2. Know what it costs you to operate each piece of your equipment on a daily, weekly, monthly and quarterly basis. You can’t control what you don’t know. Reducing unnecessary expenses is necessary for any trucking operation.
3. Develop a program where you pay yourself first. This means including a salary as one of your fixed expenses, which helps you create a visual goal which you can achieve. If you wait for the leftovers on the financial side of your operation, what you’ll end up with is the crumbs. You need to help your lease operators do the same. Even your company drivers need to set daily and weekly income goals, because company drivers are usually paid by the mile.
4. Schedule Preventive Maintenance. Remember a truck or trailer whose maintenance needs are ignored will stop your forward progress at the most inopportune time. Making sure your equipment is in top-notch condition at all times means you can achieve your other goals. Ignore its maintenance and the truck will make sure you’re driven to financial failure.

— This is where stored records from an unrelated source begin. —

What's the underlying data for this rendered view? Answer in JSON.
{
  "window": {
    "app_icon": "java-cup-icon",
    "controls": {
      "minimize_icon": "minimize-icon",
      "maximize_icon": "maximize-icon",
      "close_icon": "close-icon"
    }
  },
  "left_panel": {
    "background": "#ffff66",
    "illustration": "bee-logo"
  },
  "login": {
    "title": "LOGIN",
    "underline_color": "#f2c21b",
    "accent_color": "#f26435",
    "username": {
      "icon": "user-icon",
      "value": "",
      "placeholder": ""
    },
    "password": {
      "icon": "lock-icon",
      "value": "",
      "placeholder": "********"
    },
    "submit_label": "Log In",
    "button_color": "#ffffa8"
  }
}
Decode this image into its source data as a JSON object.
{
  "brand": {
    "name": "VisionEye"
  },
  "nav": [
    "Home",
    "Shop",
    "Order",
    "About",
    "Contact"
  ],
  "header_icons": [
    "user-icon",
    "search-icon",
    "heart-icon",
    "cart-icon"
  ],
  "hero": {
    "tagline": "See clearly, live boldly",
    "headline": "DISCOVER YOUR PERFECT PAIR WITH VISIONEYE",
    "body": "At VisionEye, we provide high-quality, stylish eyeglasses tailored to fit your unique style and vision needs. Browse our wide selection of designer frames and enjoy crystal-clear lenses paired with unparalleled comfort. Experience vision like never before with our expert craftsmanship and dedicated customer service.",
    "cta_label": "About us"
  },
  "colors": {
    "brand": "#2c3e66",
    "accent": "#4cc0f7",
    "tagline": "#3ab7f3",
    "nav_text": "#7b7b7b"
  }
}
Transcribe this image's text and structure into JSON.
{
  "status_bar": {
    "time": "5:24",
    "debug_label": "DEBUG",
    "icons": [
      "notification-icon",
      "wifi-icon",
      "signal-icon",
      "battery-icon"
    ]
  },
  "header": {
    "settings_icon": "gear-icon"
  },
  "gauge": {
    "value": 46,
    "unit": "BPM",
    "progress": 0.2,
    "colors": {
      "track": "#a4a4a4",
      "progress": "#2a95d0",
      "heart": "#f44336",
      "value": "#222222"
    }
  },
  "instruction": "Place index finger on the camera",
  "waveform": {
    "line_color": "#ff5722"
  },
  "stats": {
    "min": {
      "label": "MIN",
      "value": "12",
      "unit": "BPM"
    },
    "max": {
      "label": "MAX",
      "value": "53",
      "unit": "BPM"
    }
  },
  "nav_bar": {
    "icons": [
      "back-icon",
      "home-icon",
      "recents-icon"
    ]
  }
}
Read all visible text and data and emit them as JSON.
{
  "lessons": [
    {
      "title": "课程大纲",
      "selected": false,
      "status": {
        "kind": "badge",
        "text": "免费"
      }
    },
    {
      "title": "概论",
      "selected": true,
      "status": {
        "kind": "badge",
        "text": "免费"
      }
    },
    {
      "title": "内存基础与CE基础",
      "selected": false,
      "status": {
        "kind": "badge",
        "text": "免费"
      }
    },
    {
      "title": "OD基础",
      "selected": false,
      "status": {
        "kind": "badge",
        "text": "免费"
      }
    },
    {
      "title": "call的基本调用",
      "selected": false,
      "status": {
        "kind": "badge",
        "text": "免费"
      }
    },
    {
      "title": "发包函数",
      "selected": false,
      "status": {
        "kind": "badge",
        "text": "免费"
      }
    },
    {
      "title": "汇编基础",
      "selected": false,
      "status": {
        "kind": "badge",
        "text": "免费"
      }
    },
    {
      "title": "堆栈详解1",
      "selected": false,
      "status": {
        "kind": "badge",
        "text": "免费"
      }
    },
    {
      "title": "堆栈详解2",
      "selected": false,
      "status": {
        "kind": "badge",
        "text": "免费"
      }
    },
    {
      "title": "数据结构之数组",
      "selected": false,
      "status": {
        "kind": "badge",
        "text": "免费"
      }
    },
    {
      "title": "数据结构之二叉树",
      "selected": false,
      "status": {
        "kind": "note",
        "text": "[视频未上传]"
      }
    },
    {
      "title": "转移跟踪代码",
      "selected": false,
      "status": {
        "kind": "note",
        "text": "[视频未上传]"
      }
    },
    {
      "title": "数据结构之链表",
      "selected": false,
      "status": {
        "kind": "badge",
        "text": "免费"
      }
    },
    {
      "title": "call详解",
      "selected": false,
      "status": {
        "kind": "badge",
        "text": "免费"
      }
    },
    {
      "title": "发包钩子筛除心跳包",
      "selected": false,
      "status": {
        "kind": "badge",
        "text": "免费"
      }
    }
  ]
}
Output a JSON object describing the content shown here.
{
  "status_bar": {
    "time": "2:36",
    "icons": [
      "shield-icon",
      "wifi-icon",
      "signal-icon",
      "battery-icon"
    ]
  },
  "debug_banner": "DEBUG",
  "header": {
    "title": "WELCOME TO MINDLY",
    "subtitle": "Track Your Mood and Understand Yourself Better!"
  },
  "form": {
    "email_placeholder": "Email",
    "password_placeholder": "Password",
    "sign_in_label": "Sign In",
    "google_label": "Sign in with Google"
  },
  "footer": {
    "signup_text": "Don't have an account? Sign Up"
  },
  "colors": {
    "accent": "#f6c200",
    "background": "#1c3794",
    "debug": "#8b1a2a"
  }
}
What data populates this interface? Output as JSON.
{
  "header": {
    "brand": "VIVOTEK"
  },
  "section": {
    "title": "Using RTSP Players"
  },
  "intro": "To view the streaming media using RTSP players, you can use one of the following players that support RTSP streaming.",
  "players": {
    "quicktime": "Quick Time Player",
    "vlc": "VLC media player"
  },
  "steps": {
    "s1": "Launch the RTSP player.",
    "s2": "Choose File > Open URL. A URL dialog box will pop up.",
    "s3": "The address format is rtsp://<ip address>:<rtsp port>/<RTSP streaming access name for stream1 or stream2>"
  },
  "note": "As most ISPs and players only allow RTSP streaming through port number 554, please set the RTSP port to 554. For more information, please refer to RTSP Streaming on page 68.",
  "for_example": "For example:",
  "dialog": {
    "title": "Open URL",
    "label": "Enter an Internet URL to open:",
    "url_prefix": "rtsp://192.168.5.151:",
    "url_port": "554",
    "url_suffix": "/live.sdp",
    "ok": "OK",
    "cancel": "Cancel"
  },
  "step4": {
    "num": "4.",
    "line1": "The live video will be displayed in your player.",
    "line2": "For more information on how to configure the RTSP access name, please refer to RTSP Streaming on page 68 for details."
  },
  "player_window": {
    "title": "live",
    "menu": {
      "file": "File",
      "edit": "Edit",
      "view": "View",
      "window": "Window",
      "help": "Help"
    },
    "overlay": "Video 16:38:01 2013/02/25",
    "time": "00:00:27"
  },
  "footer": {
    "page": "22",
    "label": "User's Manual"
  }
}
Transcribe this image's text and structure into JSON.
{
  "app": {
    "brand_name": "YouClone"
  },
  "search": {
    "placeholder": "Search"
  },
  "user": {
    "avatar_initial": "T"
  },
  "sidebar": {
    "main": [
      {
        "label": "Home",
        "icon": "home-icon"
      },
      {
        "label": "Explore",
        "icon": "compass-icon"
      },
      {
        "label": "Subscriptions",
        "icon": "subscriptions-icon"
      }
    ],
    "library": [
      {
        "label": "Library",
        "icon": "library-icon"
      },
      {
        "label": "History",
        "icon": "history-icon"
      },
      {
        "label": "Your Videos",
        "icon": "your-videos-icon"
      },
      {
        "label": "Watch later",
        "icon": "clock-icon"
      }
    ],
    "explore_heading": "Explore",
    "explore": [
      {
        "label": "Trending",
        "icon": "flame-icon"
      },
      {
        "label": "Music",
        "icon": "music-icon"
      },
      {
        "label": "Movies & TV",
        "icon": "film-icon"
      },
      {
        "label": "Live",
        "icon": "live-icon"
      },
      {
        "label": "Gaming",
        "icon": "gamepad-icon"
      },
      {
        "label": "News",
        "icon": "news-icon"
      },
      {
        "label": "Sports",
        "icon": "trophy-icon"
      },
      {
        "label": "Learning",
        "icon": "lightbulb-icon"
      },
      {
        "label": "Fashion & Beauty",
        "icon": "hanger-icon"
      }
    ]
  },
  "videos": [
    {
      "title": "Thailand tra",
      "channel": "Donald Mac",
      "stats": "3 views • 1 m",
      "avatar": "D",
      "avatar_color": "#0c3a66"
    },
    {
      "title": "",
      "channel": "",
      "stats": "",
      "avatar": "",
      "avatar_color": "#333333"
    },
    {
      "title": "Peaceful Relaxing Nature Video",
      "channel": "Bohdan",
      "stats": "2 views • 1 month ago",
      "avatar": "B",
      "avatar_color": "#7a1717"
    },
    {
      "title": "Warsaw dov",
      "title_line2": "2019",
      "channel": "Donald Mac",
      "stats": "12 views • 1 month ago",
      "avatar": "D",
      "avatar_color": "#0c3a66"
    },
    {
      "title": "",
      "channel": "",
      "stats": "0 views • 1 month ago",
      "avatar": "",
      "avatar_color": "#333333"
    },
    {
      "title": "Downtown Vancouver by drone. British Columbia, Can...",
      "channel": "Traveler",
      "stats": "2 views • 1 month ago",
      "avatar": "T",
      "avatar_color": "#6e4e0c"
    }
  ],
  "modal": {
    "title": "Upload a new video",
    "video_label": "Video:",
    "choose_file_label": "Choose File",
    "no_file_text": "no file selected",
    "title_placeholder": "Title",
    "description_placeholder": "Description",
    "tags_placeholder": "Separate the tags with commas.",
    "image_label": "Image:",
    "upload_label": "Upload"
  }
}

5. Stay with it. In the current economic conditions, freight availability is going to be like riding a roller coaster. There will be times when you have plenty of freight for your trucks; there will be other times where you can’t seem to beg a load. The object is to minimize your no-load times. This is accomplished by developing specific freight lanes for each piece of equipment and planning as far into the future as possible. And always book your loads in the round; for every outbound, have a returning inbound load.